谢晏用舌尖顶住齿内上颚, 油然生出一种从未有过的羞耻感。
恍惚,一道轻轻的笑声。
裴钧不知何时凑上来, 亲他通红的耳朵, 放低声:“……很肥沃,是水田。”
谢晏觉得, 被他们雁翎卫里烧红的烙子印在身上,都没有听他说这句话热。
裴钧拨了拨他的头发:“探花郎文采斐然,孤有句诗,你替孤解一解?”他慢条斯理地吻在谢晏唇边,“山半飞泉鸣玉佩,回波倒卷月粼粼。流泉得光一溪雪,四顾苍山一径深……”

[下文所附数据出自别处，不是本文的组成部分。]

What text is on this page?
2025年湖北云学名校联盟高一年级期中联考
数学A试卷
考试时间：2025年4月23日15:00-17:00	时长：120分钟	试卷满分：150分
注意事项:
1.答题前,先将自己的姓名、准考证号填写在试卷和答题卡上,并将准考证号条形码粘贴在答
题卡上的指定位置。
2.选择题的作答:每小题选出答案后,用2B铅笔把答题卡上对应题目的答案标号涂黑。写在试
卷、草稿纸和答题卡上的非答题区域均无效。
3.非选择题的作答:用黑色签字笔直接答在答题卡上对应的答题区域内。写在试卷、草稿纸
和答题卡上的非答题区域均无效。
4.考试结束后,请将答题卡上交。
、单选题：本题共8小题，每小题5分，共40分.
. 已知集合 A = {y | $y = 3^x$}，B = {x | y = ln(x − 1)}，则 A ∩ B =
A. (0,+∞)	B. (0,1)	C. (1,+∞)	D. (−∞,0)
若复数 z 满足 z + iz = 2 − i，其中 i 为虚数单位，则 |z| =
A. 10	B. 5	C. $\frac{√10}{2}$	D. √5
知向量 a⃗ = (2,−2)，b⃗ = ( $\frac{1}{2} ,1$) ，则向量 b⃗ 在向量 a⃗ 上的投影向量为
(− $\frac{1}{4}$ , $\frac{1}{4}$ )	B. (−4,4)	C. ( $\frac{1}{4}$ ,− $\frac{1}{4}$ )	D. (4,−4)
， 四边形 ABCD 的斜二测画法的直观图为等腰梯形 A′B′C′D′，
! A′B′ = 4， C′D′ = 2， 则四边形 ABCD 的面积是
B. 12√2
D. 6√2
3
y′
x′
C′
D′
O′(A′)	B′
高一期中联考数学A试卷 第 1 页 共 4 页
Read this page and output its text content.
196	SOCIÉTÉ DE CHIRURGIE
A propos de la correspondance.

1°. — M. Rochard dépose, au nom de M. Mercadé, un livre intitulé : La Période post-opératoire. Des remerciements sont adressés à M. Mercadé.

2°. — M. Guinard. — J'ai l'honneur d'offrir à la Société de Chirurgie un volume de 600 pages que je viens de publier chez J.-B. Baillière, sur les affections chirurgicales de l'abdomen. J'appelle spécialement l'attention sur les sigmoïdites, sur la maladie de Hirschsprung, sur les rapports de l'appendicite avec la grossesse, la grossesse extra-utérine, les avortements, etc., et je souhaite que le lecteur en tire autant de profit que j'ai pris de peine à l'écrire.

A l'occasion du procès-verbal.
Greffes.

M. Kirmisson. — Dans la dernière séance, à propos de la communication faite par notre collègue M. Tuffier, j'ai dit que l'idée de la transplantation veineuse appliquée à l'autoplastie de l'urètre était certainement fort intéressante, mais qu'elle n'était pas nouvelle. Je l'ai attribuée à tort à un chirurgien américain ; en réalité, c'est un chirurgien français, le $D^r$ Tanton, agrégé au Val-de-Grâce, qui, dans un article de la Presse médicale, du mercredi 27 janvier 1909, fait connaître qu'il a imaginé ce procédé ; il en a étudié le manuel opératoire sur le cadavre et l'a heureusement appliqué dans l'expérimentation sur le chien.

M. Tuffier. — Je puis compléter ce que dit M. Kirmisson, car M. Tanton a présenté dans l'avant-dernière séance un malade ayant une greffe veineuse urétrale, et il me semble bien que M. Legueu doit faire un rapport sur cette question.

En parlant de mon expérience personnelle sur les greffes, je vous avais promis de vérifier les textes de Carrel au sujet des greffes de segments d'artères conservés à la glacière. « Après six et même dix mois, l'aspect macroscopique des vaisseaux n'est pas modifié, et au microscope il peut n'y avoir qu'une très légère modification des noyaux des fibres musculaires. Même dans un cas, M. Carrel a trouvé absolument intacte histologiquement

不等他念完,谢晏羞愤地去抓毯子,而那供他障目的东西却被某个混蛋提前扔到了一旁,紧接着他想到裴钧的嘴嘬了什么,下意识避了避,愈加觉得丢脸。
“嫌孤的诗做的不好?”裴钧又凑近亲他,“那你做。”
谁想做这种诗,谢晏不做,他就把他脸扭过来,好整以暇地看着他。
谢晏又焦急又难耐,明明他眼底也已暗藏波涛,却还偏偏捉弄人:“没有嫌,你做……”
裴钧深深地看他一眼,不依不饶:“你想孤怎么做?”
谢晏抿了抿嘴唇:“随便你做……”
裴钧轻轻摩挲他的脸颊,心下一动:“随便……当真?孤诗兴大发,可就不客气了。”
“都说了……”那是诗兴吗,谢晏这么满嘴跑马车,不正经的人,都难得害臊了,转身要坐起,“再问田地就卖给别人,葡萄也不给你种了!”
裴钧又笑了一声,当然不给他反悔的机会,须臾就将他困住,肆无忌惮地咏起云-雨。
为了护送公主,掩人耳目,选的这处客栈地处偏僻,而随着裴钧的到来,这里里外里更是都换成了自己的亲信。哪怕他们大白天不关门,也不会有人多看多听一句。
只不过再偏僻也是在城中,窗外依稀有货郎叫卖经过。
小间不大,床头紧挨着窗头,只隔着数层床幔。
卖冰饮子的吆喝声仿佛很近似的。
谢晏挣脱出手,又咬在嘴里,他不敢不咬点东西,因为一不留神,便会有不大好的声音溜出来。
但裴钧非要戏弄他:“孤上次说什么来着,你忍不住。”视线晃动了一下,谢晏呜咽一声,他又多嘴,“没事,外面听不见。”
在自家汤池也就罢了,在外面客栈……谢晏羞愤欲死。
……
直到房间内外的温度都慢慢降下来时,天色已晚。裴钧未起身,只出声命亲卫准备粥汤和热水,过了会,亲卫来送时,刚走到门口,便听见房间内传出说话声,其中一个带着一点鼻音,另一个在哄。